Imagine what could be done with the time and resources put into the maintenance of the strands of dead cells that ironically happen to be situated in pretty close proximity to our brains? Maybe if we put aside this aversion for people who look different because they no longer have all of their hair, perhaps we could start to be okay with other differences that separate us.

Hairanoia is a fairly simple thing to understand when you take away the useless fashionable influences. Losing your hair draws a clear line between youth and maturity, which is a prospect far more frightening for most men than losing any appendage… well I suppose the loss of a certain appendage could be more frightening. Men inherently believe in their hearts that a Superman exists inside him, and with it the potential to smash through a wall, outrun a bullet and save the day.

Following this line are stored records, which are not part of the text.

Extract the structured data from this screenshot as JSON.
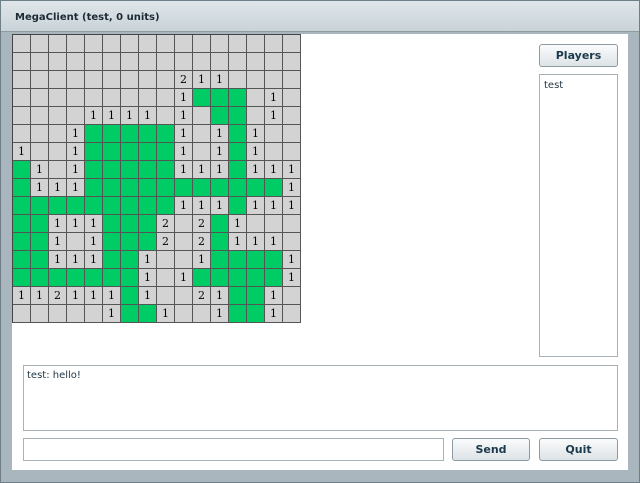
{
  "window": {
    "title": "MegaClient (test, 0 units)"
  },
  "players_button_label": "Players",
  "players": [
    "test"
  ],
  "chat": {
    "lines": [
      "test: hello!"
    ],
    "input_value": "",
    "input_placeholder": ""
  },
  "send_label": "Send",
  "quit_label": "Quit",
  "colors": {
    "unit_green": "#00cc66",
    "cell_gray": "#d3d3d3"
  },
  "board_legend": {
    "H": "hidden",
    "O": "open-empty",
    "G": "green-unit",
    "digit": "open-with-count"
  },
  "board_rows": [
    "HHHHHHHHHHHHHHHH",
    "HHHHHHHHHHHHHHHH",
    "HHHHHHHHH211HHHH",
    "HHHHHHHHO1GGGO1H",
    "HHHO1111O1OGGO1H",
    "HHO1GGGGG1O1G1HH",
    "1OO1GGGGG1O1G1HH",
    "G1O1GGGGG111G111",
    "G111GGGGGGGGGGG1",
    "GGGGGGGGG111G111",
    "GG111GGG2O2G1HHH",
    "GG1O1GGG2O2G111H",
    "GG111GG1OO1GGGG1",
    "GGGGGGG1O1GGGGG1",
    "112111G1OO21GG1H",
    "HHHHH1GG1HH1GG1H"
  ]
}
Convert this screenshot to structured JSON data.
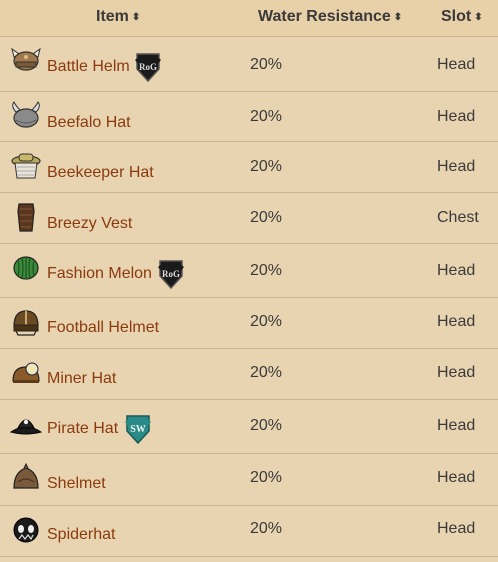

The vital aspect of Superman that keeps him super, aside from a steady diet of ass-kicking and Lois-loving, is that when an adventure comes to a close and the comic book ends there’s nothing that dates him, that tells us a day or a year has passed, and never will a gray hair, or more to the point, less hair indicate that he may one day die. Hair loss is an indicator of mortality and those of us lucky enough to hang to the illusion of youth have mistakenly become the envy of those who should be proud that God believes they have great looking skulls.

It will most likely be beyond my lifetime that we as a society begin to enjoy a toleration not mangled by the worship of fashion and vanity. I don’t want this tendency to evaporate completely. I happen to think there are very tolerable levels of beauty and adoration. We just have to appreciate a person as an individual and not a trend, a force, or a quasi-messiah. I myself am not completely ready for the Star Trek uniforms and moderate boycotts of individuality quite yet.

Starting today I want each of you out there to hug a bald guy. Lay a big smooch on his smooth skull and tell him he’s beautiful and youthful in his own way. Understand that as a man he is genetically incapable of passing the baldness to his son. Give him the respect due to the hair no longer with us and also that hair to come that still valiantly grows around his ears, the back his head, and probably quite prominently over the rest of his body. If you yourself have lost your hair, pass that smile of acknowledgement to another that shares in your plight, and if he has tried to cover his head with someone else’s, let him know he needn’t look so foolish.

There’s nothing wrong with losing your hair, what’s wrong is the thought that some of us are somehow genetically superior for arbitrarily keeping it.

And finally to all my friends both shaggy and shorn: When will vogue finally become a bad word?


The Benefits Of Being Bald and Beautiful:
1. NO BAD HAIR DAYS
2. Trademark Potential: Where would Yul Brenner and Telly Savalas have been with hair?
3. An extremely enviable barber and shampoo budget
4. The women out there who REALLY LIKE IT. (I mean fetish like – fun!)
5. Aerodynamics
6. He who laughs last: Bald may look old at thirty but looks great at fifty.
7. Having just one thing in common with Connery is almost worth it.


Bye… Patrick Hughes.

1 comment:

Robyn said...

As a woman married to a bald man, I must admit, I did not readily identify with the notion that balding is a bad thing. My ridiculously sexy husband shaved his head in his early 20s and it never really grew back.
Far from being a signal of his mortality, I have always seen it as an indicator of his virility. As you mentioned, balding requires an abundance of testosterone.
Perhaps I am in the minority. Perhaps the number of women who tell me my husband is a hottie, is due to his charm rather than his appearance. But I think women dig the manly bald guy as much (or more) than they dig the manly guy with hair.